LISTENING CONTEXT: bus stop, starring up at the crest with an old Packard logo in it waiting for a bus
Okay, I know that yesterday I said that the Monster Mash was isolating, but here's a shocking fact: the monsters are having fun. Despite their monstrosity, and the implicit social stigma attached to that, they seem to be getting along, mashing.... At the same time, the musicians on the record genuinely seem to be having fun too--it's a party record, and it sounds like a party! There are few party records I can think of that don't--it was 1962, Lesley Gore's bad time party records came the following year, and synthesizers were several years away. Party records underline the role of sociality in pop music. The lyrics bring that home. Even if Leon Russell's piano sounds like its having it's own little party in a closet somewhere, away from the rhythm section, and everything is super compartmentalized on the recording--and parties often involved stuffing Leon Russell in a closet.

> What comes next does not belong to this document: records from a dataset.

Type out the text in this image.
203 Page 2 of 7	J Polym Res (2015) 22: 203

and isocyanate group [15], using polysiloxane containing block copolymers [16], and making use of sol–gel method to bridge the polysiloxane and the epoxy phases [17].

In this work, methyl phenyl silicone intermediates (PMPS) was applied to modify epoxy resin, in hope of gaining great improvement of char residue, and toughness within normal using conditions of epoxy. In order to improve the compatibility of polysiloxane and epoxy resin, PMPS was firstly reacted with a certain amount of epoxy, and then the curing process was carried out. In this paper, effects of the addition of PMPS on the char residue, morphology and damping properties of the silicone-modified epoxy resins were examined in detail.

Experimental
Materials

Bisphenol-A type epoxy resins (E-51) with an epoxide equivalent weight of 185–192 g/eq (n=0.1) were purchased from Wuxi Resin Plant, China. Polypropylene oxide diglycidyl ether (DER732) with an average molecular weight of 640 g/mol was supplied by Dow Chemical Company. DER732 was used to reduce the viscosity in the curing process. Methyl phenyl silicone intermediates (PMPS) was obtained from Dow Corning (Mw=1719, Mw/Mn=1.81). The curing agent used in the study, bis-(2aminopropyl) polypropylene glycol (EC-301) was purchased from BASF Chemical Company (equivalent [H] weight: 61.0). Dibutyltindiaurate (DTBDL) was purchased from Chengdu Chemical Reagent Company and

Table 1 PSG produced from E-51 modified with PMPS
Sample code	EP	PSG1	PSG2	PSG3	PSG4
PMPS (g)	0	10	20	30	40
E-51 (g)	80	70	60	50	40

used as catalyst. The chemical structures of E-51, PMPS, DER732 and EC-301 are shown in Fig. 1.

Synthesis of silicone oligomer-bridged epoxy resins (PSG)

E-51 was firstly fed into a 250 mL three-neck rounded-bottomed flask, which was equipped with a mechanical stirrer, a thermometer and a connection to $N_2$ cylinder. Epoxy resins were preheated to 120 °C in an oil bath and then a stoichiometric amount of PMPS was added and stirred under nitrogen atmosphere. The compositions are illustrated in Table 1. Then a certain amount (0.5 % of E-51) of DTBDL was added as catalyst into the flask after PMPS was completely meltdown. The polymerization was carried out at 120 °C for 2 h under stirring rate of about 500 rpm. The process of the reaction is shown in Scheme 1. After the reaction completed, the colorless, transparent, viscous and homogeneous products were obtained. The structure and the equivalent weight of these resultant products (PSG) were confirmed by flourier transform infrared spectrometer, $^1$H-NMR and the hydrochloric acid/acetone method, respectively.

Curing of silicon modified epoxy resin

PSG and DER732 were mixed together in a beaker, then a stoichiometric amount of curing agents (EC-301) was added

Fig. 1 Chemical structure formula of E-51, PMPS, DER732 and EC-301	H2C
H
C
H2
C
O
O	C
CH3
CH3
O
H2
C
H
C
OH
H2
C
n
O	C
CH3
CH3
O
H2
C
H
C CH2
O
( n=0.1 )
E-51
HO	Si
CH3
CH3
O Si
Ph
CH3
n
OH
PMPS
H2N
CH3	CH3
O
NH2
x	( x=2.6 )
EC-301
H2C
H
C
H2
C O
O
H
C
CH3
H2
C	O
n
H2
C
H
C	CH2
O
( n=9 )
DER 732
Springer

As I was listening to it, I thought about another great dance party record (and one I'd listened to a few minutes earlier): Quarter to Three by Gary US Bonds. The record sounds like a party was happening in the studio, and I think part of the genre's appeal is in conveying that sense of partiness. His New Orleans is another great example. Which, as I've been learning recently ties into the fun of actually playing music with other people. Which is a social phenomena. However, it also explains, going back to yesterday, why listening to other people's good time together can be so isolatin' when you're walking through Westmount.
Also, whatever became of Packard cars?